Our investigation has established that a number of African countries have now challenged the offshore payments made by MTN. Authorities in Nigeria and Ghana have frozen payments and the Ugandan Authorities has placed a large tax bill on the company for management fees paid over a 6 year period.
Scancom, MTN’s subsidiary in Ghana, paid 758m Cedi (Rand 3.7bn, $401m) in management and technical fees to MTN Dubai between 2008 and 2013 equivalent to 9.64% of the company’s revenue.
An agreement between the Ghanian Investment Promotion Centre and the company that allowed the management fees to be paid expired in 2013 and payments have been frozen. MTN is currently negotiating a new agreement with GIPC.
MTN Uganda paid 3% of turnover in management fees between 2003 and 2009 to MTNI in Mauritius. The Uganda Revenue Authority issued MTN with a “notice of assessment” in 2011. This was for a number of tax issues between 2003 and 2009, but a large portion was to do with a dispute over management fees.
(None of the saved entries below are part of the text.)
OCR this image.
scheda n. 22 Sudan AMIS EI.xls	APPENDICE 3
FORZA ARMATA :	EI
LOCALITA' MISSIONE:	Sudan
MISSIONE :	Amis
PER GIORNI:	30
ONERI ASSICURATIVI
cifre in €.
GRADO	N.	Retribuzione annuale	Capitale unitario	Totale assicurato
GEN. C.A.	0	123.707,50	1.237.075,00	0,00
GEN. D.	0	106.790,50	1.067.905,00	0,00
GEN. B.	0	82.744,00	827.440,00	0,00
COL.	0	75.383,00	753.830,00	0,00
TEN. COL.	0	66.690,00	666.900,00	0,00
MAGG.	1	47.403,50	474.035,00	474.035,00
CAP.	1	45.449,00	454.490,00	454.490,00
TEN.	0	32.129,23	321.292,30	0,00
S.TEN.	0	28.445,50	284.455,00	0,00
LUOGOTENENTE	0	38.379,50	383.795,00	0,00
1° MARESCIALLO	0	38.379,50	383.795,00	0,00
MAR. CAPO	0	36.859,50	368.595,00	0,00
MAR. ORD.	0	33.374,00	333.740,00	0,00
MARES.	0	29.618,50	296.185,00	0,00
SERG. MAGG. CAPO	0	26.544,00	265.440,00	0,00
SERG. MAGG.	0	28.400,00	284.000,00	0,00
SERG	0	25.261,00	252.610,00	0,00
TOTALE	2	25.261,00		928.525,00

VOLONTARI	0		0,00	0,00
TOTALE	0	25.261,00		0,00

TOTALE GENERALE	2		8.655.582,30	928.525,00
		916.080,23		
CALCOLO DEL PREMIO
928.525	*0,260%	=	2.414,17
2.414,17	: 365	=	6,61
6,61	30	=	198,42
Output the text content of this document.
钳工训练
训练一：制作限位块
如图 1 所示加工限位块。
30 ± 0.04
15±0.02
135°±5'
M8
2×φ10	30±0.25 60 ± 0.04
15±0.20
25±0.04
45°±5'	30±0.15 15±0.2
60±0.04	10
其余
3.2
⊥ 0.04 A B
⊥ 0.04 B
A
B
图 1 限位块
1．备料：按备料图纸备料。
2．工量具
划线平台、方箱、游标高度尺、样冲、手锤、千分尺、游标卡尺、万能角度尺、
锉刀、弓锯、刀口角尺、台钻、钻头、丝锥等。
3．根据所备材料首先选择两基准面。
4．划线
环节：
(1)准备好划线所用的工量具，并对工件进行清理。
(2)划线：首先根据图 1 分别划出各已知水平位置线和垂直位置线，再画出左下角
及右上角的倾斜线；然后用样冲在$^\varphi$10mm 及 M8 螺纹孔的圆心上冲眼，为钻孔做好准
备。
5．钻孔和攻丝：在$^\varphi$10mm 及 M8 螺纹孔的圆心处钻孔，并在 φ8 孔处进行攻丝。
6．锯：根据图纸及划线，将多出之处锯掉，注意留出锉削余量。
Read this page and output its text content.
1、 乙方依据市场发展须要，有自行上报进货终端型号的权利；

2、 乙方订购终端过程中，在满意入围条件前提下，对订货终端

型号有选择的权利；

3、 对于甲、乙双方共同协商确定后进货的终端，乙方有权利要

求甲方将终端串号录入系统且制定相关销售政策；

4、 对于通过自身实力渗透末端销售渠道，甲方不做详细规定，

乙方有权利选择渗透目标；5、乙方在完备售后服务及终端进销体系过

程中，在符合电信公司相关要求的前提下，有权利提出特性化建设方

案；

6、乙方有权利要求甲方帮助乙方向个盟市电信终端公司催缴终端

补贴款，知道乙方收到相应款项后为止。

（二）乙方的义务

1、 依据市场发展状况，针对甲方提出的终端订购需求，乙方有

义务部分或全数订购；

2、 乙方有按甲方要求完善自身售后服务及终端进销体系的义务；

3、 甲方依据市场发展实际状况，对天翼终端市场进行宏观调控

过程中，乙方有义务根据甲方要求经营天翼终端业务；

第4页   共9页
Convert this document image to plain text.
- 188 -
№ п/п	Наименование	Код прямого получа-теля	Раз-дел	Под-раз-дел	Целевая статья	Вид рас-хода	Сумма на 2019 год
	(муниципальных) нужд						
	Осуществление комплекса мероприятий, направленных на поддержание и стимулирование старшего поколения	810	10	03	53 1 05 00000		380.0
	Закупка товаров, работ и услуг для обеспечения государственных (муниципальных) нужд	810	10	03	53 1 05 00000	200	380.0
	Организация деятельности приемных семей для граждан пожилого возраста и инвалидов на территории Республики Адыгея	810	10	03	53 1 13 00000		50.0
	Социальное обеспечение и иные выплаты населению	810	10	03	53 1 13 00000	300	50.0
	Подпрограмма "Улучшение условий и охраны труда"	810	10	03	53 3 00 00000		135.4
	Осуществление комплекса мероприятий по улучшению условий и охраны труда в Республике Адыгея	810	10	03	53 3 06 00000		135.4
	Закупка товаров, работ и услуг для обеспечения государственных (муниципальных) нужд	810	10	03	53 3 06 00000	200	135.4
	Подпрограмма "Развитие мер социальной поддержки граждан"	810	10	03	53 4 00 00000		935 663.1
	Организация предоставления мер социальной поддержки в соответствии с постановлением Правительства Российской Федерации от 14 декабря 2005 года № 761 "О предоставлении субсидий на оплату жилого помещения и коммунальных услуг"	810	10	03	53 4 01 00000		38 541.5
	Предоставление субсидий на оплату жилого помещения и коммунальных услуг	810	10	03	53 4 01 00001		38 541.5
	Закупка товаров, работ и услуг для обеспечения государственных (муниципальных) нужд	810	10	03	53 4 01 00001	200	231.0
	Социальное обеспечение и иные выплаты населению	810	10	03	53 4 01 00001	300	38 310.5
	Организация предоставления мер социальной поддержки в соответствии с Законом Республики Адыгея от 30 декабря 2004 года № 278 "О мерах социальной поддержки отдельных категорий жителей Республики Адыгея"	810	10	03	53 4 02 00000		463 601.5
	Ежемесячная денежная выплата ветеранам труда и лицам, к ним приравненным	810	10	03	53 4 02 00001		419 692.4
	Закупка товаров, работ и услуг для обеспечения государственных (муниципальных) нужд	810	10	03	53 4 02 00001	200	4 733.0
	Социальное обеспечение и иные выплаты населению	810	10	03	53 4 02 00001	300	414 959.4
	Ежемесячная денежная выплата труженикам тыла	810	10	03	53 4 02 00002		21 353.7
The total tax bill from the URA was R467m ($69m).
In 2013 the company disclosed that it had paid R2.5bn ($562m) in fees to MTN Dubai between 2010 and 2013. The company made this disclosure because the fee payments had been reversed following a failure to come to a new agreement on management fees with Nigerian regulators.
Despite these fees being paid to MTN Dubai, MTN confirmed to us that these fees are then ‘on-paid’ to MTNI in Mauritius and that MTNI Mauritius is the ‘ultimate beneficiary’ of the fees.
MTN has confirmed to us that the company paid 12bn West African Francs in 2012 and 14bn West African Francs (Rand 512.9m, $55.53m) in 2013 in management fees to MTNI. The figure for 2013 is equivalent to 5% of the revenue made by MTN in Cote d’Ivoire.
The reporting team
Finance Uncovered is a global network of journalists from over 55 countries across the globe. This investigation was undertaken by Craig Mckune of amaBhungane in South Africa, George Turner and Nick Mathiason from Finance Uncovered in London, Francis Koktuse in Ghana, Emmanuel Mayah in Nigeria and Jeff Mbanga in Uganda.